Let me explain why, after half a lifetime writing for newspapers, I should suddenly enter a world with which I am almost completely unfamiliar, launch a web site and turn my weekly wine column into something called a blog (what an awful word).
I am doing so because I am no longer needed.
It's all to do with age.
Not mine but with a time in our history when newspapers have become more interested in serving their shareholders than their readers.
Today they are driven as much by corporate accountants in offices here and overseas as the editors who used to call the tune.
The function of the number-crunchers is to cut costs. And the most simple and obvious way of doing that is to get rid of staff and then to knock off columnists who provide much of the comment, the colour and the interest in the various newspapers in their chains.
The answer is then to replace these people and their multiplicity of views with a single, syndicated columnist.

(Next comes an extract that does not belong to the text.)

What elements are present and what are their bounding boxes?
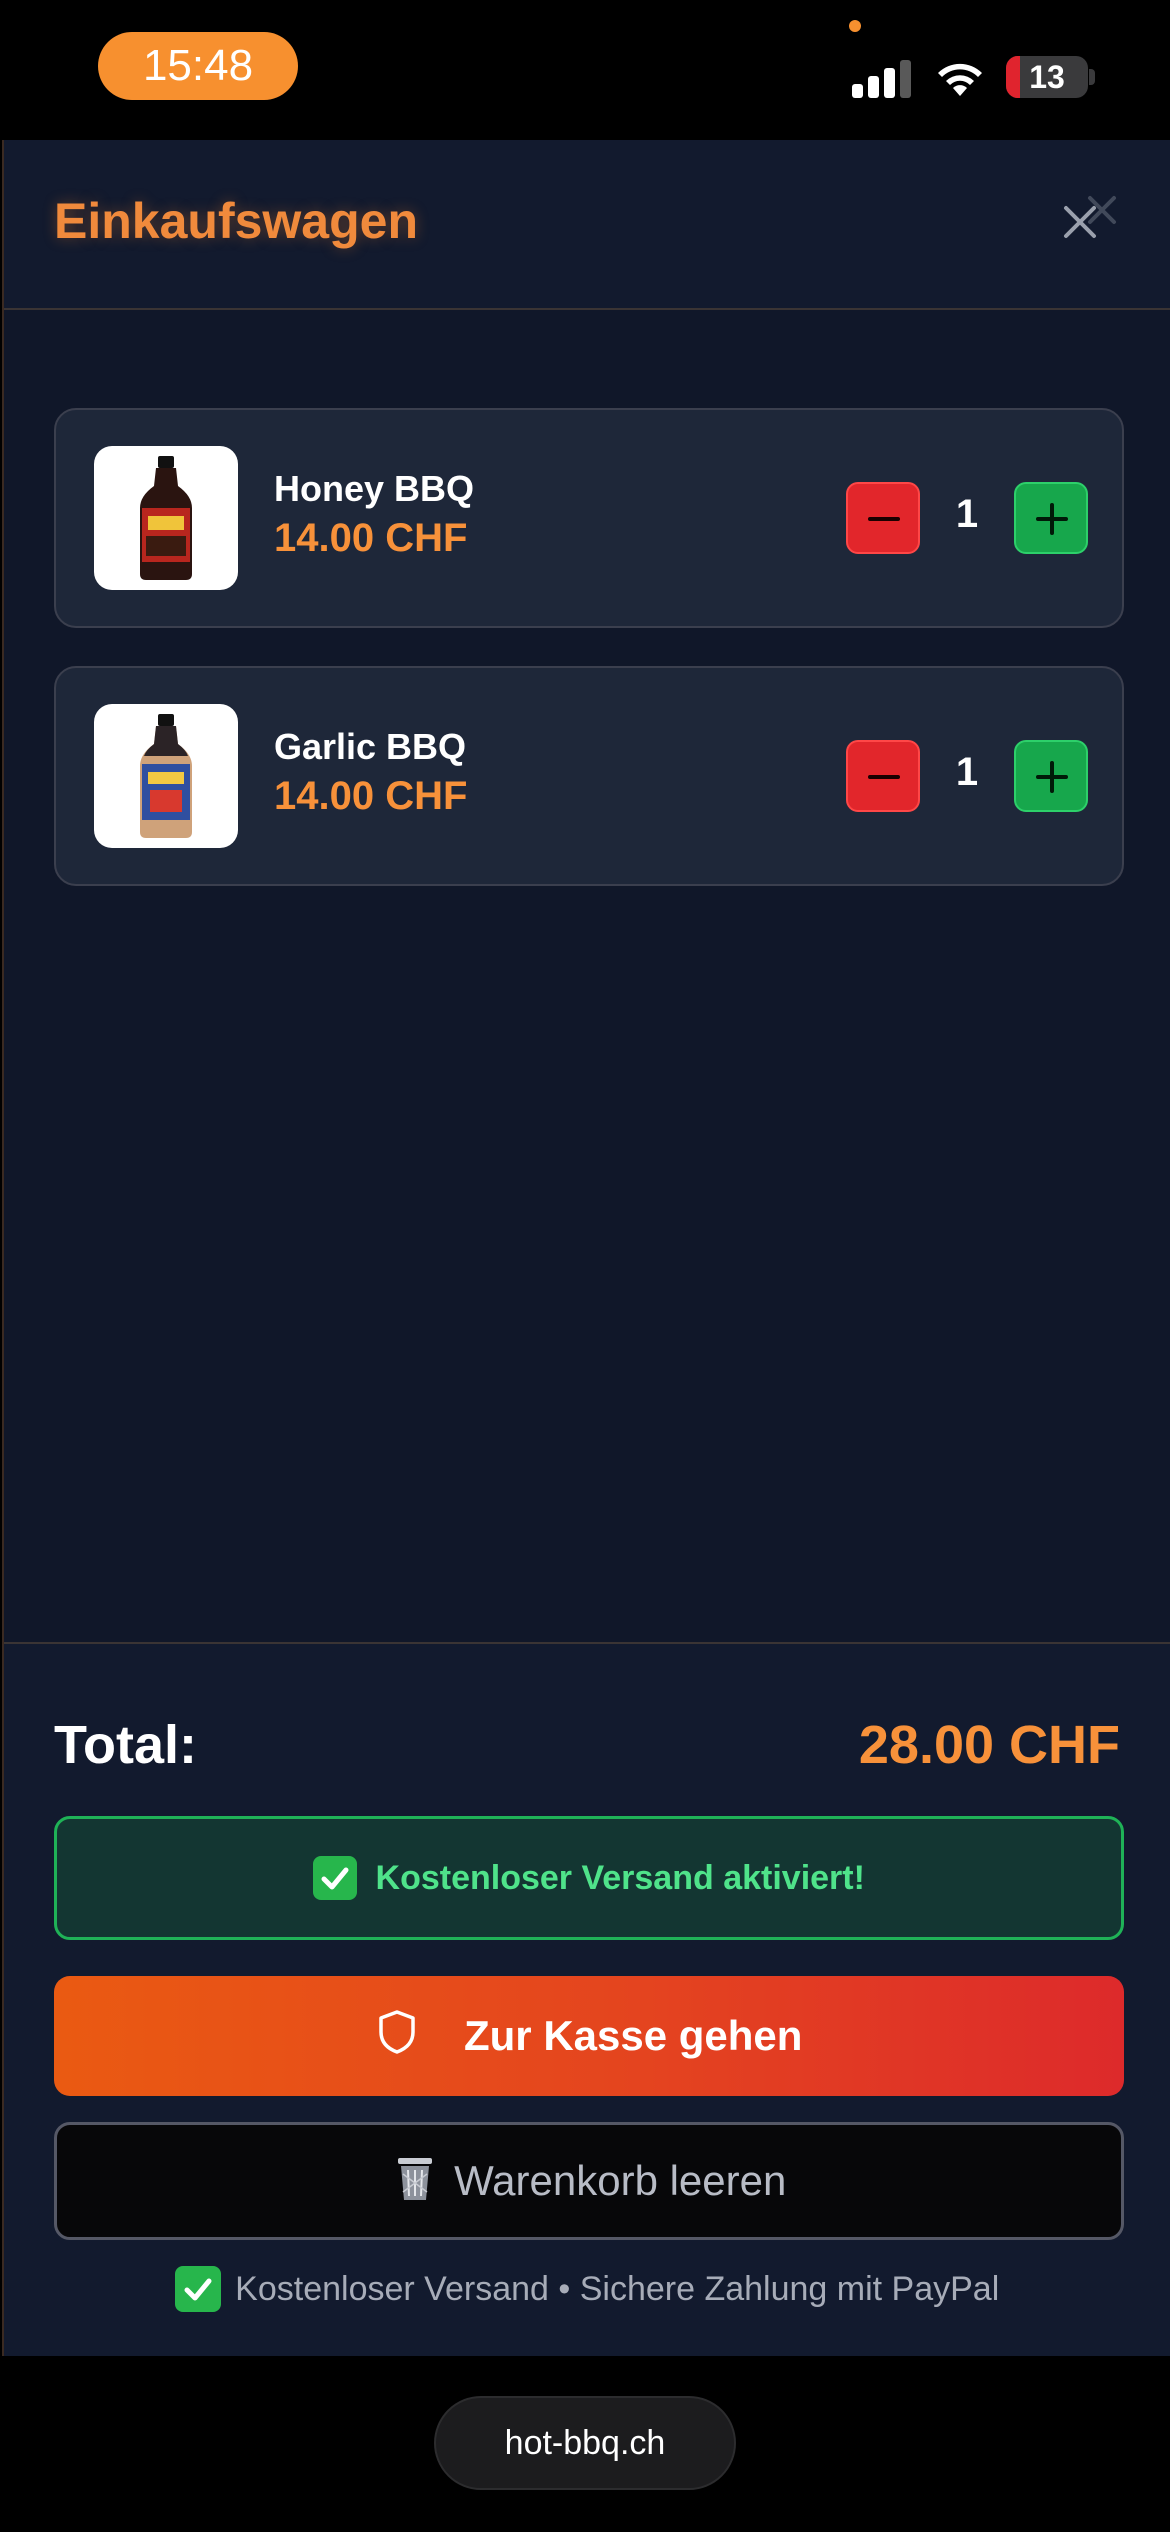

That, anyway, has been the case with wine columnists contracted in New Zealand to write for regional newspapers owned by the Australian-owned Fairfax group.
I was one of them.
Our replacement is John Saker wine editor of Fairfax's flagship lifestyle magazine in New Zealand, who now writes a fortnightly one-size-fits-all column for the group's six regional newspapers (on alternate weeks the space is filled with a beer column)..
John is a good bloke and an accomplished writer, but he, or anyone else placed in the same position, can never match the diversity of opinion or the local/regional content provided for readers of the various newspapers under the old arrangement.
A pity. But I guess we must also face the other reality faced today by newspapers. And that is the challenge posed by the electronic media which allows me to communicate with you like this.
In a sense then I owe a debt of gratitude to the dreaded accountants and to the industry to which I gave so many years, for making me face the reality of today, and the future.
Apart from my method of communication, nothing will change.
I will continue to write in a way that everyone can understand and to shoot from the lip.
I hope you will enjoy it.
Talking of reinvention
Also born-again is the Left Field range of wines from Te Awa, taken over in 2012 by Villa Maria. Now part of the Te Awa Collection, which includes Kidnapper Cliffs, the range has been extended to include wines grown in regions other than Hawke's Bay. Each of the varietals (a sauvignon blanc, pinot gris, pinot noir, rose, chardonnay and merlot) are individually named for the various quirky creatures that now adorn their labels.
Best of the bunch: Fresh and fruity, lightly creamed Lizard Fish (pictured)
Hawke's Bay chardonnay and the soft, berried, cherried Flamingo Recluse
Marlborough pinot noir. Retail $17.95 but $14.99 is some supermarkets.